Dextran sulphate sodium

Identifiers
- CAS Number: 9011-18-1;
- ECHA InfoCard: 100.111.851
- EC Number: 618-471-1;
- CompTox Dashboard (EPA): DTXSID7044057 ;

= Dextran sulphate sodium =

Dextran sulphate sodium (DSS), or dextran sodium sulphate (or any of the former with "sulfate") is a synthetic sulphated polysaccharide with anticoagulant activity used in immunological research to induce colitis. Dextran polymer molecules with a molecular weight of 36–50 kDa are frequently used to this end.

== DSS-induced colitis ==
DSS-induced colitis is the most widely used mouse model of colitis, such as is seen in inflammatory bowel disease (IBD).
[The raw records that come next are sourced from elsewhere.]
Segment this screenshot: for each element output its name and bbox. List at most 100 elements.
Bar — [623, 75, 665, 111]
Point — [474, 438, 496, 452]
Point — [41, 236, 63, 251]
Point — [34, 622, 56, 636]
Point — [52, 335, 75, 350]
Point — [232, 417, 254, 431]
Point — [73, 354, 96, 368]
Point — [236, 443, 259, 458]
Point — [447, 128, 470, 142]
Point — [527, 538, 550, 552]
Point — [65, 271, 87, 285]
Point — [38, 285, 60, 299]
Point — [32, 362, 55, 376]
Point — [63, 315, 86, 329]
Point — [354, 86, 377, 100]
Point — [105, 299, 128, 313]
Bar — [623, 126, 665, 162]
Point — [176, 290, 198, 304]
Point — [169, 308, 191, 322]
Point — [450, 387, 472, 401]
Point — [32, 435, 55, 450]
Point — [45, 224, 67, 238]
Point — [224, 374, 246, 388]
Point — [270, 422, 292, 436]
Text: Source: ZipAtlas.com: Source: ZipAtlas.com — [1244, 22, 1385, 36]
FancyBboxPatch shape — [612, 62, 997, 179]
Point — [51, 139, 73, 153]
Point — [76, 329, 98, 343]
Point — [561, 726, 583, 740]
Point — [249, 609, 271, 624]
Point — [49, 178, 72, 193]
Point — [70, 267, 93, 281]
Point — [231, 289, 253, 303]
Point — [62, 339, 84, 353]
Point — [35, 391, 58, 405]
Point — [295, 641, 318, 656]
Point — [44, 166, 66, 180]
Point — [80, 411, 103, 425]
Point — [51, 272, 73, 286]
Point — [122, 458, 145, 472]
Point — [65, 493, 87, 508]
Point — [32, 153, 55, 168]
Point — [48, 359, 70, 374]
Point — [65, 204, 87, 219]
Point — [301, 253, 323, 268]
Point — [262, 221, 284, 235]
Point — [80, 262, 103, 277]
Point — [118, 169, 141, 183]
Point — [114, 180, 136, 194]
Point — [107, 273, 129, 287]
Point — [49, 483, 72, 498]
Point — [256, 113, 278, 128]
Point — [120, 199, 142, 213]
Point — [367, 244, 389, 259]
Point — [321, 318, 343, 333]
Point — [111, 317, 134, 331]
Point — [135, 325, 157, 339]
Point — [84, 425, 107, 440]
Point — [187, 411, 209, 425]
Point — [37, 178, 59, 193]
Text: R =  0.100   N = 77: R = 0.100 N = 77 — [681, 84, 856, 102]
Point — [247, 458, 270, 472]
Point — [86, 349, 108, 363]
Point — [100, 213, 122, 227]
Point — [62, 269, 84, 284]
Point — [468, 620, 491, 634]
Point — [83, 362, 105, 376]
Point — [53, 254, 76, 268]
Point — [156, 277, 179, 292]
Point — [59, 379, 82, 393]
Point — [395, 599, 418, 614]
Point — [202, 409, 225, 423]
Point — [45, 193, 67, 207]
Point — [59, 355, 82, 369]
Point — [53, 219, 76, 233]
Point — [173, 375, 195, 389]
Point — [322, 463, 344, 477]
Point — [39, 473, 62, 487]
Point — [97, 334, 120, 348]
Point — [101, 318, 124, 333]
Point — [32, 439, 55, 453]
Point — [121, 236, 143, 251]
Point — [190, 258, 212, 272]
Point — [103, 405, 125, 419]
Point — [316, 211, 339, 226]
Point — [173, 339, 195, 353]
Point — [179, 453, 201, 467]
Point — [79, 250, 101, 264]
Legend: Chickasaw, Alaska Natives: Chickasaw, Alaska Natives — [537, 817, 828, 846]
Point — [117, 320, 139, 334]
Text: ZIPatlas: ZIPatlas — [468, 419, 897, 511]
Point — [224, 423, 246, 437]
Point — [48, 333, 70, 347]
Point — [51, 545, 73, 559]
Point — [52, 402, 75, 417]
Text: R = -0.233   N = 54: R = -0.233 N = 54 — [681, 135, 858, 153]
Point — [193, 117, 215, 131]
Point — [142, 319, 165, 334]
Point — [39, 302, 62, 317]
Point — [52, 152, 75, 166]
Acute colitis can be achieved within 7–10 days, while chronic colitis can be induced by 3-5 cycles of the former with 1–2 weeks in between each cycle.

=== Mechanism ===
DSS is thought to induce colitis by causing injury to the colonic epithelium. The sulphate groups make the dextran molecules highly negatively charged and induce erosions in the epithelium, eventually compromising its integrity and increasing its permeability, while DSS's anticoagulant action promotes intestinal bleeding.